Scaling and Non-Invariance
Randomized controlled trials improve internal validity, but they do not resolve the problem of scale. Local Average Treatment Effects (LATE) are identified under particular prices, institutional arrangements, and implementation conditions. When a policy expands, those conditions change. Labor markets adjust. Input bottlenecks emerge. Administrative limits bind. Political coalitions reorganize. Macroeconomic policy reacts. These responses are not implementation failures; they are structural reactions to scale. They are absorbed into what econometric models label “intercept.”
This is the dominant source of non-invariance in development policy. The instability does not primarily lie in β – the behavioral response estimated locally – but in the environment in which that response occurs. This might resemble the Lucas Critique, but its focus is inverted. Lucas warned that agents' behavioral rules (β) change when policy regimes change. The problem here is that the structural environment itself (the intercept) changes when policy scales. When this environment shifts, estimates that assume it is fixed lose their relevance.
This instability at scale connects directly to the “superpopulation” critique below: even if countries were comparable, scaling alters the structural environment itself.
From Superpopulations to Structure
This argument connects to the fundamental “superpopulation” problem in development economics (Ballinger, 2011). Researchers routinely treat countries as if they were random draws from an infinite and varying population – a statistical fiction that undermines inference from the outset.
The intercept problem reveals a deeper failure that persists even if one grants this assumption. Scaling policy changes the structural environment itself. Even a perfectly estimated parameter can’t be extrapolated when the system it depends on evolves.
Taken together, these critiques point to the same conclusion: economic outcomes are generated by historically specific systems, not by stable parameters acting on interchangeable units.
A Practical Implication: Diagnosing What Moves
Recent work by Hausmann and collaborators on binding constraints and economic complexity provides a concrete way forward. Rather than asking which policies work on average, this approach asks which specific constraint, in a given inherited structure, prevents reconfiguration.
In these terms, the intercept is not shifted all at once. It moves when particular constraints – logistics, energy, skills, finance, institutional capacity – are relaxed in sequence, changing the environment in which subsequent policies operate. This reframes development policy as a process of structural transformation rather than parameter optimization.
Conclusion
Economics struggles with credibility when it treats the intercept as noise. The intercept is the evolving structure – history, institutions, geography, state capacity, and macro response – that determines whether policy effects materialize, persist, or dissipate.
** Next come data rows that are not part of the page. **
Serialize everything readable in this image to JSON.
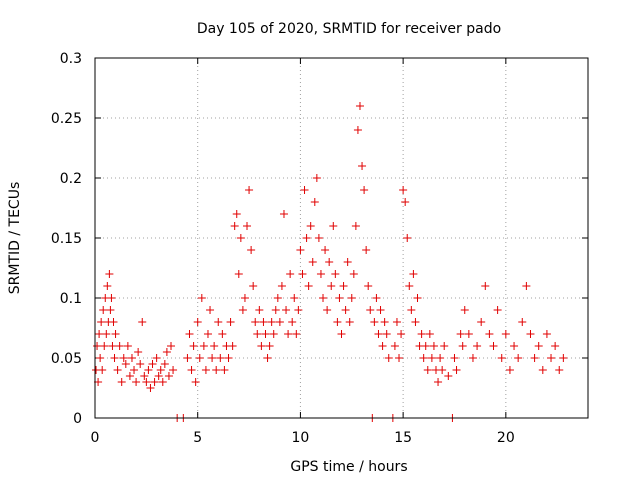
{
  "chart_data": {
    "type": "scatter",
    "title": "Day 105 of 2020, SRMTID for receiver pado",
    "xlabel": "GPS time / hours",
    "ylabel": "SRMTID / TECUs",
    "xlim": [
      0,
      24
    ],
    "ylim": [
      0,
      0.3
    ],
    "xticks": [
      0,
      5,
      10,
      15,
      20
    ],
    "xtick_labels": [
      "0",
      "5",
      "10",
      "15",
      "20"
    ],
    "yticks": [
      0,
      0.05,
      0.1,
      0.15,
      0.2,
      0.25,
      0.3
    ],
    "ytick_labels": [
      "0",
      "0.05",
      "0.1",
      "0.15",
      "0.2",
      "0.25",
      "0.3"
    ],
    "grid": true,
    "series": [
      {
        "name": "SRMTID",
        "color": "#e00000",
        "marker": "plus",
        "points": [
          [
            0.05,
            0.04
          ],
          [
            0.1,
            0.06
          ],
          [
            0.15,
            0.03
          ],
          [
            0.2,
            0.07
          ],
          [
            0.25,
            0.05
          ],
          [
            0.3,
            0.08
          ],
          [
            0.35,
            0.04
          ],
          [
            0.4,
            0.09
          ],
          [
            0.45,
            0.06
          ],
          [
            0.5,
            0.1
          ],
          [
            0.55,
            0.07
          ],
          [
            0.6,
            0.11
          ],
          [
            0.65,
            0.08
          ],
          [
            0.7,
            0.12
          ],
          [
            0.75,
            0.09
          ],
          [
            0.8,
            0.1
          ],
          [
            0.85,
            0.06
          ],
          [
            0.9,
            0.08
          ],
          [
            0.95,
            0.05
          ],
          [
            1.0,
            0.07
          ],
          [
            1.1,
            0.04
          ],
          [
            1.2,
            0.06
          ],
          [
            1.3,
            0.03
          ],
          [
            1.4,
            0.05
          ],
          [
            1.5,
            0.045
          ],
          [
            1.6,
            0.06
          ],
          [
            1.7,
            0.035
          ],
          [
            1.8,
            0.05
          ],
          [
            1.9,
            0.04
          ],
          [
            2.0,
            0.03
          ],
          [
            2.1,
            0.055
          ],
          [
            2.2,
            0.045
          ],
          [
            2.3,
            0.08
          ],
          [
            2.4,
            0.035
          ],
          [
            2.5,
            0.03
          ],
          [
            2.6,
            0.04
          ],
          [
            2.7,
            0.025
          ],
          [
            2.8,
            0.045
          ],
          [
            2.9,
            0.03
          ],
          [
            3.0,
            0.05
          ],
          [
            3.1,
            0.035
          ],
          [
            3.2,
            0.04
          ],
          [
            3.3,
            0.03
          ],
          [
            3.4,
            0.045
          ],
          [
            3.5,
            0.055
          ],
          [
            3.6,
            0.035
          ],
          [
            3.7,
            0.06
          ],
          [
            3.8,
            0.04
          ],
          [
            4.0,
            0.0
          ],
          [
            4.3,
            0.0
          ],
          [
            4.5,
            0.05
          ],
          [
            4.6,
            0.07
          ],
          [
            4.7,
            0.04
          ],
          [
            4.8,
            0.06
          ],
          [
            4.9,
            0.03
          ],
          [
            5.0,
            0.08
          ],
          [
            5.1,
            0.05
          ],
          [
            5.2,
            0.1
          ],
          [
            5.3,
            0.06
          ],
          [
            5.4,
            0.04
          ],
          [
            5.5,
            0.07
          ],
          [
            5.6,
            0.09
          ],
          [
            5.7,
            0.05
          ],
          [
            5.8,
            0.06
          ],
          [
            5.9,
            0.04
          ],
          [
            6.0,
            0.08
          ],
          [
            6.1,
            0.05
          ],
          [
            6.2,
            0.07
          ],
          [
            6.3,
            0.04
          ],
          [
            6.4,
            0.06
          ],
          [
            6.5,
            0.05
          ],
          [
            6.6,
            0.08
          ],
          [
            6.7,
            0.06
          ],
          [
            6.8,
            0.16
          ],
          [
            6.9,
            0.17
          ],
          [
            7.0,
            0.12
          ],
          [
            7.1,
            0.15
          ],
          [
            7.2,
            0.09
          ],
          [
            7.3,
            0.1
          ],
          [
            7.4,
            0.16
          ],
          [
            7.5,
            0.19
          ],
          [
            7.6,
            0.14
          ],
          [
            7.7,
            0.11
          ],
          [
            7.8,
            0.08
          ],
          [
            7.9,
            0.07
          ],
          [
            8.0,
            0.09
          ],
          [
            8.1,
            0.06
          ],
          [
            8.2,
            0.08
          ],
          [
            8.3,
            0.07
          ],
          [
            8.4,
            0.05
          ],
          [
            8.5,
            0.06
          ],
          [
            8.6,
            0.08
          ],
          [
            8.7,
            0.07
          ],
          [
            8.8,
            0.09
          ],
          [
            8.9,
            0.1
          ],
          [
            9.0,
            0.08
          ],
          [
            9.1,
            0.11
          ],
          [
            9.2,
            0.17
          ],
          [
            9.3,
            0.09
          ],
          [
            9.4,
            0.07
          ],
          [
            9.5,
            0.12
          ],
          [
            9.6,
            0.08
          ],
          [
            9.7,
            0.1
          ],
          [
            9.8,
            0.07
          ],
          [
            9.9,
            0.09
          ],
          [
            10.0,
            0.14
          ],
          [
            10.1,
            0.12
          ],
          [
            10.2,
            0.19
          ],
          [
            10.3,
            0.15
          ],
          [
            10.4,
            0.11
          ],
          [
            10.5,
            0.16
          ],
          [
            10.6,
            0.13
          ],
          [
            10.7,
            0.18
          ],
          [
            10.8,
            0.2
          ],
          [
            10.9,
            0.15
          ],
          [
            11.0,
            0.12
          ],
          [
            11.1,
            0.1
          ],
          [
            11.2,
            0.14
          ],
          [
            11.3,
            0.09
          ],
          [
            11.4,
            0.13
          ],
          [
            11.5,
            0.11
          ],
          [
            11.6,
            0.16
          ],
          [
            11.7,
            0.12
          ],
          [
            11.8,
            0.08
          ],
          [
            11.9,
            0.1
          ],
          [
            12.0,
            0.07
          ],
          [
            12.1,
            0.11
          ],
          [
            12.2,
            0.09
          ],
          [
            12.3,
            0.13
          ],
          [
            12.4,
            0.08
          ],
          [
            12.5,
            0.1
          ],
          [
            12.6,
            0.12
          ],
          [
            12.7,
            0.16
          ],
          [
            12.8,
            0.24
          ],
          [
            12.9,
            0.26
          ],
          [
            13.0,
            0.21
          ],
          [
            13.1,
            0.19
          ],
          [
            13.2,
            0.14
          ],
          [
            13.3,
            0.11
          ],
          [
            13.4,
            0.09
          ],
          [
            13.5,
            0.0
          ],
          [
            13.6,
            0.08
          ],
          [
            13.7,
            0.1
          ],
          [
            13.8,
            0.07
          ],
          [
            13.9,
            0.09
          ],
          [
            14.0,
            0.06
          ],
          [
            14.1,
            0.08
          ],
          [
            14.2,
            0.07
          ],
          [
            14.3,
            0.05
          ],
          [
            14.5,
            0.0
          ],
          [
            14.6,
            0.06
          ],
          [
            14.7,
            0.08
          ],
          [
            14.8,
            0.05
          ],
          [
            14.9,
            0.07
          ],
          [
            15.0,
            0.19
          ],
          [
            15.1,
            0.18
          ],
          [
            15.2,
            0.15
          ],
          [
            15.3,
            0.11
          ],
          [
            15.4,
            0.09
          ],
          [
            15.5,
            0.12
          ],
          [
            15.6,
            0.08
          ],
          [
            15.7,
            0.1
          ],
          [
            15.8,
            0.06
          ],
          [
            15.9,
            0.07
          ],
          [
            16.0,
            0.05
          ],
          [
            16.1,
            0.06
          ],
          [
            16.2,
            0.04
          ],
          [
            16.3,
            0.07
          ],
          [
            16.4,
            0.05
          ],
          [
            16.5,
            0.06
          ],
          [
            16.6,
            0.04
          ],
          [
            16.7,
            0.03
          ],
          [
            16.8,
            0.05
          ],
          [
            16.9,
            0.04
          ],
          [
            17.0,
            0.06
          ],
          [
            17.2,
            0.035
          ],
          [
            17.4,
            0.0
          ],
          [
            17.5,
            0.05
          ],
          [
            17.6,
            0.04
          ],
          [
            17.8,
            0.07
          ],
          [
            17.9,
            0.06
          ],
          [
            18.0,
            0.09
          ],
          [
            18.2,
            0.07
          ],
          [
            18.4,
            0.05
          ],
          [
            18.6,
            0.06
          ],
          [
            18.8,
            0.08
          ],
          [
            19.0,
            0.11
          ],
          [
            19.2,
            0.07
          ],
          [
            19.4,
            0.06
          ],
          [
            19.6,
            0.09
          ],
          [
            19.8,
            0.05
          ],
          [
            20.0,
            0.07
          ],
          [
            20.2,
            0.04
          ],
          [
            20.4,
            0.06
          ],
          [
            20.6,
            0.05
          ],
          [
            20.8,
            0.08
          ],
          [
            21.0,
            0.11
          ],
          [
            21.2,
            0.07
          ],
          [
            21.4,
            0.05
          ],
          [
            21.6,
            0.06
          ],
          [
            21.8,
            0.04
          ],
          [
            22.0,
            0.07
          ],
          [
            22.2,
            0.05
          ],
          [
            22.4,
            0.06
          ],
          [
            22.6,
            0.04
          ],
          [
            22.8,
            0.05
          ]
        ]
      }
    ]
  }
}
Countries do not develop by importing coefficients from cross-country regressions. They develop by transforming inherited structures, relaxing binding constraints to open new feasible trajectories. That process lives in the intercept.
In economics, the intercept is not where the error term hides.
It is where causality lives.
FIN
Cited:
Ballinger, Clint, 2011. “Why Inferential Statistics are Inappropriate for Development Studies and How the Same Data Can Be Better Used.” Link
Chávez, Carlos. 2024. “Why macro never had a credibility revolution.” Dec 30. Link
Moll, B. and Hanney, O., 2025,. The ‘missing intercept’ problem with going from micro to macro. VoxDev Oct 4 Link



Really sharp reframing of where the real action is in development economics. The insight that the intercept isn't noise but the evolving structural system itself is kinda obvious once stated but somehow gets burried in most empirical work. I've seen this exact pattern in smaller scale contexts where pilot programs work beautifully and then fall apart at scale, not because the intervention failed but because the enviroment it operated in fundamentally changed.